Er was eens ... een Philip Glass-opera

Het werk van de Amerikaanse componist Philip Glass herken je door herhaling en een gevoel van tijdloosheid. Zijn opera’s lijken geen verhaal te vertellen. Carolien Van Nerom is echter overtuigd van het tegendeel. In dit artikel schrijft ze over het verhalende aspect van de muziek in Glass’ opera’s.

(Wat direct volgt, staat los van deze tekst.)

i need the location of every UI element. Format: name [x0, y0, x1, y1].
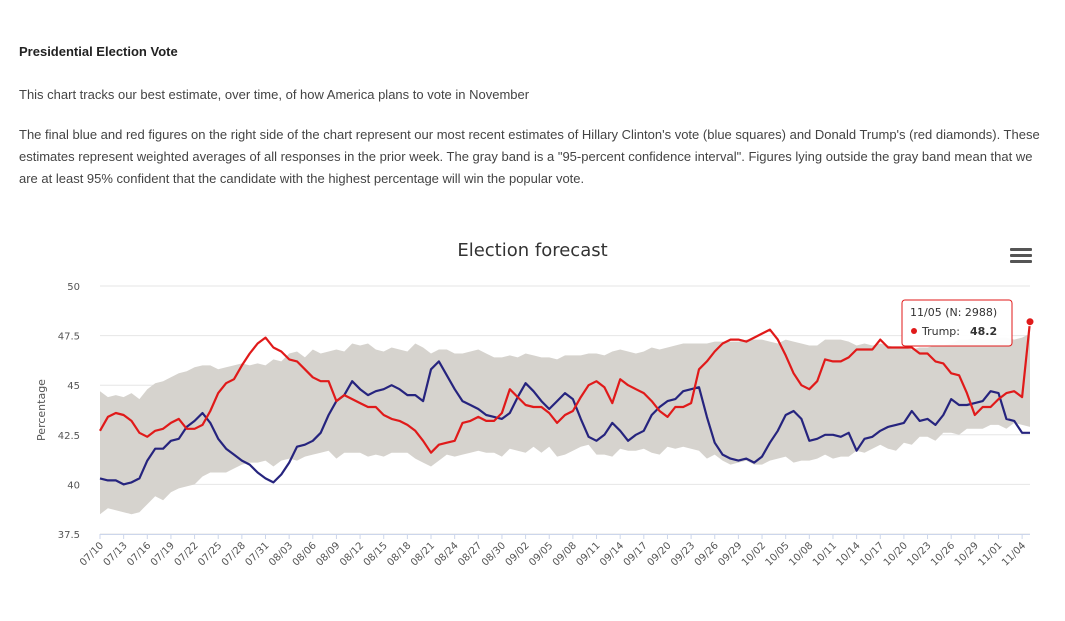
- x-tick-label: 09/11: [574, 540, 602, 568]
- x-tick-label: 09/23: [669, 540, 697, 568]
- x-tick-label: 09/26: [693, 540, 721, 568]
- x-tick-label: 10/14: [835, 540, 863, 568]
- y-tick-label: 47.5: [58, 332, 80, 343]
- x-tick-label: 10/29: [953, 540, 981, 568]
- y-tick-label: 42.5: [58, 431, 80, 442]
- page-heading: Presidential Election Vote: [19, 44, 178, 59]
- x-tick-label: 11/04: [1000, 540, 1028, 568]
- x-tick-label: 09/08: [551, 540, 579, 568]
- x-tick-label: 07/19: [149, 540, 177, 568]
- x-tick-label: 09/17: [622, 540, 650, 568]
- x-tick-label: 07/16: [125, 540, 153, 568]
- trump-last-point[interactable]: [1025, 317, 1035, 327]
- x-tick-label: 07/25: [196, 540, 224, 568]
- x-tick-label: 10/05: [764, 540, 792, 568]
- x-tick-label: 07/22: [173, 540, 201, 568]
- x-tick-label: 08/12: [338, 540, 366, 568]
- x-tick-label: 07/10: [78, 540, 106, 568]
- x-tick-label: 10/23: [906, 540, 934, 568]
- tooltip-box: [901, 299, 1013, 347]
- y-tick-label: 45: [67, 381, 80, 392]
- trump-line: [99, 321, 1032, 454]
- x-tick-label: 08/18: [385, 540, 413, 568]
- y-axis-label: Percentage: [35, 379, 48, 441]
- tooltip-value: 48.2: [970, 325, 997, 338]
- tooltip-series-marker: [911, 328, 917, 334]
- x-tick-label: 09/05: [527, 540, 555, 568]
- clinton-line: [99, 360, 1030, 486]
- y-tick-label: 40: [67, 480, 80, 491]
- x-tick-label: 07/13: [102, 540, 130, 568]
- x-tick-label: 08/09: [314, 540, 342, 568]
- x-tick-label: 11/01: [976, 540, 1004, 568]
- x-tick-label: 10/11: [811, 540, 839, 568]
- chart-title: Election forecast: [457, 240, 608, 261]
- intro-paragraph-1: This chart tracks our best estimate, ove…: [19, 87, 530, 102]
- x-tick-label: 09/02: [504, 540, 532, 568]
- x-tick-label: 07/28: [220, 540, 248, 568]
- x-tick-label: 09/29: [716, 540, 744, 568]
- x-tick-label: 07/31: [243, 540, 271, 568]
- x-tick-label: 08/21: [409, 540, 437, 568]
- intro-paragraph-2: The final blue and red figures on the ri…: [19, 127, 1040, 186]
- confidence-band: [100, 333, 1030, 515]
- x-tick-label: 08/27: [456, 540, 484, 568]
- x-tick-label: 10/20: [882, 540, 910, 568]
- x-tick-label: 10/26: [929, 540, 957, 568]
- x-tick-label: 08/06: [291, 540, 319, 568]
- x-tick-label: 09/14: [598, 540, 626, 568]
- x-tick-label: 08/30: [480, 540, 508, 568]
- y-tick-label: 37.5: [58, 530, 80, 541]
- x-tick-label: 10/17: [858, 540, 886, 568]
- x-tick-label: 10/08: [787, 540, 815, 568]
- x-tick-label: 08/15: [362, 540, 390, 568]
- tooltip-series-label: Trump:: [921, 325, 960, 338]
- x-tick-label: 08/24: [433, 540, 461, 568]
- tooltip-header: 11/05 (N: 2988): [910, 306, 997, 319]
- x-tick-label: 09/20: [645, 540, 673, 568]
- y-tick-label: 50: [67, 282, 80, 293]
- x-tick-label: 08/03: [267, 540, 295, 568]
- x-tick-label: 10/02: [740, 540, 768, 568]
- chart-description: Presidential Election Vote This chart tr…: [19, 44, 1049, 208]
- hamburger-menu-icon[interactable]: [1010, 248, 1032, 264]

“Gedurende het grootste deel van de halve eeuw waarin Philip Glass’ creatieve leven zich tot nu toe afspeelde, zijn luisteraars gewend geraakt om slechte ervaringen te verwachten, die ze al snel uit het hoofd bannen en in de toekomst steevast vermijden,” schrijft muziekcriticus Robert Maycock in zijn boek Philip Glass: A Portrait. Wie nog nooit van Philip Glass heeft gehoord, kan het inderdaad een uitdaging vinden om zijn muziek te appreciëren. Zelfs nu, na 50 jaar carrière, blijft het voor sommige luisteraars een hele opgave om een volledig concert of opera van Glass uit te zitten. Eind 2019 woonde ik een opvoering bij van Einstein on the Beach – de eerste opera van Glass. Achter mij zat een groepje van vier mensen, dat er al na een halfuur de brui aan gaf. Het Ictus Ensemble en Suzanne Vega deden nochtans hun best, daar op het podium van het Kaaitheater.

Een opera zonder verhaal?

Philip Glass (Lev Radin@Shutterstock)

Ondanks de ‘naysayers’ geldt Glass als de belangrijkste vertegenwoordiger van de Amerikaanse minimalistische muziek. Aan het begin van zijn carrière schreef hij vooral kamermuziek voor het Glass Ensemble, maar nu is hij ook heel bekend voor zijn film- en operamuziek. Het basisprincipe van zijn muziek is ‘herhaling’. Patronen in melodie-, ritme- of akkoordvorming, wat we in de muziek een motief noemen, worden dus telkens herhaald. Daardoor kan het lijken alsof een Glass-opera maar blijft duren. ‘Tijdloosheid’ is niet voor niets een sleutelwoord in de besprekingen van het werk van Glass en zijn stijlgenoten.  ‘Non-narratief’ komt ook vaak voor, wat erop wijst dat luisteraars vaak geen duidelijke plotlijn horen in deze muziek. Het publiek lijkt een verhalend hoogtepunt of een sluitend einde te missen bij Glass.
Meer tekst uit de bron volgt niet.